Novig lanzó el 9 de septiembre su primera campaña publicitaria de alcance nacional, “Just Sports”, protagonizada por la actriz Sydney Sweeney, quien además se incorporó a la compañía como socia estratégica y accionista. La campaña muestra a Sweeney en diferentes escenas relacionadas con disciplinas deportivas, utilizando elementos como pelotas y raquetas para cubrir su cuerpo. El concepto parte de la propuesta de Novig de concentrarse exclusivamente en el deporte y dejar de lado otros tipos de mercados de predicción.
Según explicó la compañía, “Just Sports” busca “cortar el ruido” y poner el foco exclusivamente en el deporte. Novig presentó la idea como una propuesta desarrollada con humor, confianza y un tono lúdico.
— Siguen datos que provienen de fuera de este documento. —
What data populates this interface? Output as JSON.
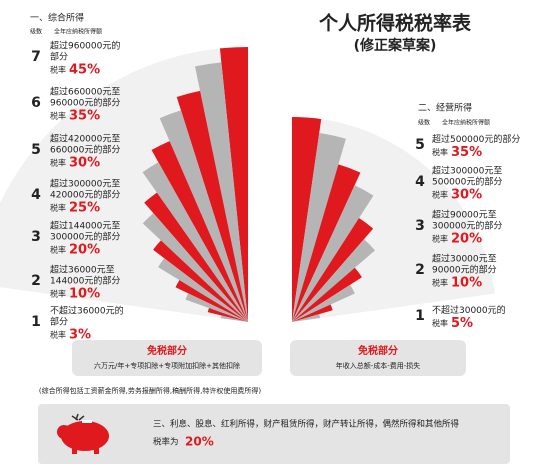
{
  "title": "个人所得税税率表",
  "subtitle": "(修正案草案)",
  "sections": [
    {
      "heading": "一、综合所得",
      "col_level": "级数",
      "col_income": "全年应纳税所得额",
      "rows": [
        {
          "level": 7,
          "desc": [
            "超过960000元的",
            "部分"
          ],
          "rate_label": "税率",
          "rate": "45%"
        },
        {
          "level": 6,
          "desc": [
            "超过660000元至",
            "960000元的部分"
          ],
          "rate_label": "税率",
          "rate": "35%"
        },
        {
          "level": 5,
          "desc": [
            "超过420000元至",
            "660000元的部分"
          ],
          "rate_label": "税率",
          "rate": "30%"
        },
        {
          "level": 4,
          "desc": [
            "超过300000元至",
            "420000元的部分"
          ],
          "rate_label": "税率",
          "rate": "25%"
        },
        {
          "level": 3,
          "desc": [
            "超过144000元至",
            "300000元的部分"
          ],
          "rate_label": "税率",
          "rate": "20%"
        },
        {
          "level": 2,
          "desc": [
            "超过36000元至",
            "144000元的部分"
          ],
          "rate_label": "税率",
          "rate": "10%"
        },
        {
          "level": 1,
          "desc": [
            "不超过36000元的",
            "部分"
          ],
          "rate_label": "税率",
          "rate": "3%"
        }
      ],
      "exempt": {
        "title": "免税部分",
        "text": "六万元/年+专项扣除+专项附加扣除+其他扣除"
      },
      "note": "(综合所得包括工资薪金所得,劳务报酬所得,稿酬所得,特许权使用费所得)"
    },
    {
      "heading": "二、经营所得",
      "col_level": "级数",
      "col_income": "全年应纳税所得额",
      "rows": [
        {
          "level": 5,
          "desc": [
            "超过500000元的部分"
          ],
          "rate_label": "税率",
          "rate": "35%"
        },
        {
          "level": 4,
          "desc": [
            "超过300000元至",
            "500000元的部分"
          ],
          "rate_label": "税率",
          "rate": "30%"
        },
        {
          "level": 3,
          "desc": [
            "超过90000元至",
            "300000元的部分"
          ],
          "rate_label": "税率",
          "rate": "20%"
        },
        {
          "level": 2,
          "desc": [
            "超过30000元至",
            "90000元的部分"
          ],
          "rate_label": "税率",
          "rate": "10%"
        },
        {
          "level": 1,
          "desc": [
            "不超过30000元的"
          ],
          "rate_label": "税率",
          "rate": "5%"
        }
      ],
      "exempt": {
        "title": "免税部分",
        "text": "年收入总额-成本-费用-损失"
      }
    }
  ],
  "other": {
    "text": "三、利息、股息、红利所得，财产租赁所得，财产转让所得，偶然所得和其他所得",
    "rate_label": "税率为",
    "rate": "20%"
  }
}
Sweeney también calificó el concepto como una idea “simple y divertida”.
Tras la publicación de la campaña, varias deportistas utilizaron sus redes sociales para cuestionar la forma en que el anuncio representa a las mujeres en un contexto vinculado con el deporte.
La exnadadora australiana Ariarne Titmus, cuatro veces campeona olímpica, expresó su rechazo a la campaña y cuestionó que la sexualización y monetización del cuerpo femenino continúen utilizándose dentro del marketing deportivo.
La gimnasta estadounidense Gracie Kramer respondió compartiendo imágenes de sus entrenamientos y competencias, acompañadas de un mensaje que contrastaba la representación del anuncio con el esfuerzo físico que implica ser atleta.
La nadadora australiana Lani Pallister, la waterpolista Tilly Kearns, la boxeadora Skye Nicolson y la ciclista británica Sophie Capewell también publicaron contenidos relacionados con sus respectivas disciplinas en respuesta a la campaña.
En estas publicaciones, el eje común fue mostrar el deporte desde otra perspectiva: el entrenamiento, la competencia, la fuerza física y la preparación, en contraste con la estética utilizada en el anuncio.
La discusión no plantea necesariamente que una mujer no pueda mostrarse de manera sensual. El cuestionamiento de las atletas se concentra en el contexto publicitario y en la utilización de una imagen sexualizada para promocionar una plataforma relacionada con el deporte.
Sweeney no emitió una declaración directa sobre las críticas. Sin embargo, después de que surgiera la controversia, compartió en sus historias de Instagram fotografías de reconocidos deportistas que anteriormente habían posado desnudos o con poca ropa, entre ellos Serena Williams, Ronda Rousey y Megan Rapinoe.
El gesto fue interpretado como una posible respuesta y abrió una segunda discusión. Mientras las publicaciones compartidas por Sweeney parecen sugerir que los deportistas también pueden ser representados de manera sensual, algunas críticas sostienen que existe una diferencia entre mostrar el cuerpo de un atleta como expresión de su identidad y trayectoria deportiva, y utilizar una imagen sexualizada para promocionar un producto relacionado con el deporte.
Este caso vuelve a poner sobre la mesa una pregunta habitual en la publicidad contemporánea: ¿cuándo una campaña provocadora consigue generar conversación para una marca y cuándo esa misma provocación termina desplazando el mensaje que buscaba comunicar?